Build a Charter School, Get Sued by the Teachers Union

Wall Street Journal| Tunku Varadarajan

“If you’re looking for proof that teachers unions don’t care about the interests of schoolchildren,” argues Tunku Varadarajan, you can find it in the impoverished Bronx neighborhood of Soundview.” This is where FAIR Advisor and Harvard Alum Ian Rowe (MBA 93) and Joyanet Mangual are building Vertex Academies, a new charter high school with 80-85% of its students from low-income families, mostly black and Hispanic. The teachers union is suing Vertex and trying to block its opening.

As a charter management organization, Vertex will serve as an extension of feeder schools for some of its students. “The union alleges that Vertex isn’t an extension of an existing charter but a new school masquerading as an extension. New charters are prohibited in New York City because of a cap imposed by state legislators at the union’s behest.”

Rowe says “the UFT lawsuit is meritless, given that other organizations such as KIPP, Achievement First and Success Academy have extended their charters to open New York high schools in the same manner.”

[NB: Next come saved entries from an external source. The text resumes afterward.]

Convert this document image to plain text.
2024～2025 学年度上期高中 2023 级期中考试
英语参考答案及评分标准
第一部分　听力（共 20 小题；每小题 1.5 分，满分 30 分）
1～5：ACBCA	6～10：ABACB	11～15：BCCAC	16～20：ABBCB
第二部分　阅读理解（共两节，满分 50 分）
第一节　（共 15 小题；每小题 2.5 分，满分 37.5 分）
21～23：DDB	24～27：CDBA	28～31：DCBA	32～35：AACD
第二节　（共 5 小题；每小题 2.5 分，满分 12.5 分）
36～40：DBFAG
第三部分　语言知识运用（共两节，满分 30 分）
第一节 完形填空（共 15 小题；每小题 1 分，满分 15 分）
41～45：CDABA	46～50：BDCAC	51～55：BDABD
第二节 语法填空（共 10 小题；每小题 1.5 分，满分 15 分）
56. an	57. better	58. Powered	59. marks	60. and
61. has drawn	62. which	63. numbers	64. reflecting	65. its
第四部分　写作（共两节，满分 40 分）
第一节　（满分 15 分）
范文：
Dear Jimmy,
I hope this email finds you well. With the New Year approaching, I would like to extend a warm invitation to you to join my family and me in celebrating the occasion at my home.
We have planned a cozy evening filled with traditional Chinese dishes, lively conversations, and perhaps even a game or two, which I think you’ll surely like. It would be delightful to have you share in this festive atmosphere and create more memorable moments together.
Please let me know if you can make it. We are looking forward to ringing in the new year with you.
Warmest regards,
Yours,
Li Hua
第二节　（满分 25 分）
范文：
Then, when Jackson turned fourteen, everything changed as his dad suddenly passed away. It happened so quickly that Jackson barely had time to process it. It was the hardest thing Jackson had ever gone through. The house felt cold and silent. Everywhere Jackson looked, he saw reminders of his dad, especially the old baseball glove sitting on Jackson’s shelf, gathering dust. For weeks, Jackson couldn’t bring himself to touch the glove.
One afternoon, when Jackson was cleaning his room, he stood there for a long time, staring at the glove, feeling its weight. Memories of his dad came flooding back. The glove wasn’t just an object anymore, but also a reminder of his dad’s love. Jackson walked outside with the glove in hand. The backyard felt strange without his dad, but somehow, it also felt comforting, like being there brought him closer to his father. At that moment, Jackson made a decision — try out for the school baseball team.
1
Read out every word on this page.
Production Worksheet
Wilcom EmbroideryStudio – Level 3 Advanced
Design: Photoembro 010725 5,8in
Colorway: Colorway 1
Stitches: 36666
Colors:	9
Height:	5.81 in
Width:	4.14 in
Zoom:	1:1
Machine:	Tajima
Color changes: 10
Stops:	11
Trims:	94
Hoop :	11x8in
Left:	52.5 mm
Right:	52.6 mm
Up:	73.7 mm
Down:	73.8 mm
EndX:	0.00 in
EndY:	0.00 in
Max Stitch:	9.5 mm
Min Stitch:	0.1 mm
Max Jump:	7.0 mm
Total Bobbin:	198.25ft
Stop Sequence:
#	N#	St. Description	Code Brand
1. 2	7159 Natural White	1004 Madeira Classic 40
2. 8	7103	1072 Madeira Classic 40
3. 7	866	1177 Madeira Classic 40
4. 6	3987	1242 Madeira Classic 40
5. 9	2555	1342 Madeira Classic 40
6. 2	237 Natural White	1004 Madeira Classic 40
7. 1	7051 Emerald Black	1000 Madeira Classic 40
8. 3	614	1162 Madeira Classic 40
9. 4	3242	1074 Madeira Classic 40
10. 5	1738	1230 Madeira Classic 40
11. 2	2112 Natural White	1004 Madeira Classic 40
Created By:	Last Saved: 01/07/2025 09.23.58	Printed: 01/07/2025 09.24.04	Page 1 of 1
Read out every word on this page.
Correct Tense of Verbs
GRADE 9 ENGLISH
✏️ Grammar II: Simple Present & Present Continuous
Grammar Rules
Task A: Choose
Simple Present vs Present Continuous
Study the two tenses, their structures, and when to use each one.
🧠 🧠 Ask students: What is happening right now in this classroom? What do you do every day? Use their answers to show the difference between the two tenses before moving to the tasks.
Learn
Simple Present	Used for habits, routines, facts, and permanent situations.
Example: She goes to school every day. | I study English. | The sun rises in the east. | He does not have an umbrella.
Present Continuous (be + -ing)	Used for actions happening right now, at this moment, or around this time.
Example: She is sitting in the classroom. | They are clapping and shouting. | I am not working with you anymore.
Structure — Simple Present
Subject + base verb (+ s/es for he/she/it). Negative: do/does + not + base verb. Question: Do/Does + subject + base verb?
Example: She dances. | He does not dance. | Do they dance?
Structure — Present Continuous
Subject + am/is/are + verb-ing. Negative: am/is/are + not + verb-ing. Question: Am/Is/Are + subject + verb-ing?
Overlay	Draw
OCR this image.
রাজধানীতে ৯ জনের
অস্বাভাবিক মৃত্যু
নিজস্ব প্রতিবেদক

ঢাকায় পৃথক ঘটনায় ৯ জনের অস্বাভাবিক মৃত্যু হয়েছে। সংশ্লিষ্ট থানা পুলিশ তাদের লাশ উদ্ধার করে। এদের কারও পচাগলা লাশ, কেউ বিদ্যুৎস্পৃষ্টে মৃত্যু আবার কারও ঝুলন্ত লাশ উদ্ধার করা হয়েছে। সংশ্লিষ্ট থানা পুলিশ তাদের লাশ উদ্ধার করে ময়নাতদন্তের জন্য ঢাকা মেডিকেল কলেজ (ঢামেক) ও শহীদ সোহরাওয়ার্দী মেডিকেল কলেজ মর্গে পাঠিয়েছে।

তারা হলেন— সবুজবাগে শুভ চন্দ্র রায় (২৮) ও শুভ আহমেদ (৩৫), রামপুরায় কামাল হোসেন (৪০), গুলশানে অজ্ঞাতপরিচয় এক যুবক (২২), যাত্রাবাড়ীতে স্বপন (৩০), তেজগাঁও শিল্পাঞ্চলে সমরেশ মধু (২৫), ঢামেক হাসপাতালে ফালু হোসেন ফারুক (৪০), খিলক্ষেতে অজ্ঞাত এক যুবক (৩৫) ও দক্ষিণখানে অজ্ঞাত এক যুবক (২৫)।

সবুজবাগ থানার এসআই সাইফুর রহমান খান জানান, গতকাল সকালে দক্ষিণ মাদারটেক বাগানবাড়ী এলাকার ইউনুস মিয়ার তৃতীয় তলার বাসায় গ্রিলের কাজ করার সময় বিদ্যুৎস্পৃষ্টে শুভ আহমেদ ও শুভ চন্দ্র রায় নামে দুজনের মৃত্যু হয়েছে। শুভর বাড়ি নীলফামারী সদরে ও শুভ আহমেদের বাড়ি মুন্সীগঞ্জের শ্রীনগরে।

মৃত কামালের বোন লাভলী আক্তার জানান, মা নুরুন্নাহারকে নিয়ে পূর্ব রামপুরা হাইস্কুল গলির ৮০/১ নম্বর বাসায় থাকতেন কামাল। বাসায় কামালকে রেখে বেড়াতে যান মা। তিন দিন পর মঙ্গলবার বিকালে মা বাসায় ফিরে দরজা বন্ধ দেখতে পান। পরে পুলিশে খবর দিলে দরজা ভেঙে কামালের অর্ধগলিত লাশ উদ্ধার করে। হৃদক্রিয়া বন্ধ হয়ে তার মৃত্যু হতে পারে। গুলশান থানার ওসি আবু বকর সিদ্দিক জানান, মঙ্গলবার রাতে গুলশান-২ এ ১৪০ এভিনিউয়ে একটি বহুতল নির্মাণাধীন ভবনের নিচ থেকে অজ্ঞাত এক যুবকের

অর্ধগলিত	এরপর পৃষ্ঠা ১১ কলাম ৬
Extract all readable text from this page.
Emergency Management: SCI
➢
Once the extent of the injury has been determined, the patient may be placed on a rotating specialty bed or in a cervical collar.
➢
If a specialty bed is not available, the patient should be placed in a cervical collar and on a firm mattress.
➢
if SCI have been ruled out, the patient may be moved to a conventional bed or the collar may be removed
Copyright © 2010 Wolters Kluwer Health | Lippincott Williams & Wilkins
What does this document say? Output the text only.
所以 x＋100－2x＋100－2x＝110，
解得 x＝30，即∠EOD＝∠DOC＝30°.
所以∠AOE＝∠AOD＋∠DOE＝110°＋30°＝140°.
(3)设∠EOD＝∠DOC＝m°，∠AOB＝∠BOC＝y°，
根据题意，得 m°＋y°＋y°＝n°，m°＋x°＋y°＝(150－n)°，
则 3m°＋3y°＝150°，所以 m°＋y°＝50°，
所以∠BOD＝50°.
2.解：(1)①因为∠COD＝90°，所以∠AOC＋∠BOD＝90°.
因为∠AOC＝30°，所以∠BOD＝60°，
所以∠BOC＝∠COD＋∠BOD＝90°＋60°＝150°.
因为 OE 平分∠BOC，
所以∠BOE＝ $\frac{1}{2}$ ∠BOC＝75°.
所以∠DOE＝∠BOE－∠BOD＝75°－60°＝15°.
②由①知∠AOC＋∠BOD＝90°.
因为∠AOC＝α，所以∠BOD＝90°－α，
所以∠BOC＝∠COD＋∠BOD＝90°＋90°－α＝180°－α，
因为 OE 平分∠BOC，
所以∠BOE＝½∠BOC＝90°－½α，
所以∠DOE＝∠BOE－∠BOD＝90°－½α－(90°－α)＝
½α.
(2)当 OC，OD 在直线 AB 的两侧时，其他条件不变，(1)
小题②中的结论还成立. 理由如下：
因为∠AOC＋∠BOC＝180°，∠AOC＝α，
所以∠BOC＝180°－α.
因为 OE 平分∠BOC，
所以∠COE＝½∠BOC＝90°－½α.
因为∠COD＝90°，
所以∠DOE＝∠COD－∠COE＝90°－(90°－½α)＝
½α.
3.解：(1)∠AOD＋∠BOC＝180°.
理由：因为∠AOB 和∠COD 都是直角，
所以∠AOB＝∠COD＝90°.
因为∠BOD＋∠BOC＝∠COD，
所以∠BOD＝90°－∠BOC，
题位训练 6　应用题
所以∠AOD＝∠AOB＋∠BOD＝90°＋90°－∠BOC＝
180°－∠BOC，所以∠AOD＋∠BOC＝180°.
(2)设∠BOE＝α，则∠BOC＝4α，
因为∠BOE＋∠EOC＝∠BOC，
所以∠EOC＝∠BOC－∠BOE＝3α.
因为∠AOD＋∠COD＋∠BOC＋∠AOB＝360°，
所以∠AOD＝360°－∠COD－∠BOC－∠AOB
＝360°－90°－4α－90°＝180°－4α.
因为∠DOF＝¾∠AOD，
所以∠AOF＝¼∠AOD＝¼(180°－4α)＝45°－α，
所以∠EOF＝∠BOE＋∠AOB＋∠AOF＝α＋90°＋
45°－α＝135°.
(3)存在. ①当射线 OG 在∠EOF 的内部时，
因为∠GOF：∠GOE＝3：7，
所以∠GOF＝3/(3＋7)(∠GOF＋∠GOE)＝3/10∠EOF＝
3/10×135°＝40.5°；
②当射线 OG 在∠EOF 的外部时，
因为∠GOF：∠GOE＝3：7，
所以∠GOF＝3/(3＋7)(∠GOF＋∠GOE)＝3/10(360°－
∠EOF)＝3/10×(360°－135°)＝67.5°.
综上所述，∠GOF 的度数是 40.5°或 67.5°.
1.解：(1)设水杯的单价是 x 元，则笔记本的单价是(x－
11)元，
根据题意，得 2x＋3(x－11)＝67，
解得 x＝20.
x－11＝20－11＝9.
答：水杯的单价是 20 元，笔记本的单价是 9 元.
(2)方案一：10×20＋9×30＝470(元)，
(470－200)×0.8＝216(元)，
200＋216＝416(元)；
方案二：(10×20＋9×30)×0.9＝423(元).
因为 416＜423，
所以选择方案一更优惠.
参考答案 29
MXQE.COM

Varadarajan reports that “The number of charters statewide is fixed at 460, of which no more than 290 can be in New York City. There are 50 unused charter licenses in the state, but the law prohibits their transfer to the city, where demand outstrips supply…as of 2019…81,300 applicants were competing for 33,000 seats..[and] only 29 charter schools in New York City offer ‘a guaranteed pathway all the way to 12th grade,’ Mr. Rowe says.”

Vertex is an International Baccalaureate school serving 80%-85% from low-income families, mostly black and Hispanic. As Varadarajan reports, the school is designed to have “old-fashioned rigor, both educational and moral.”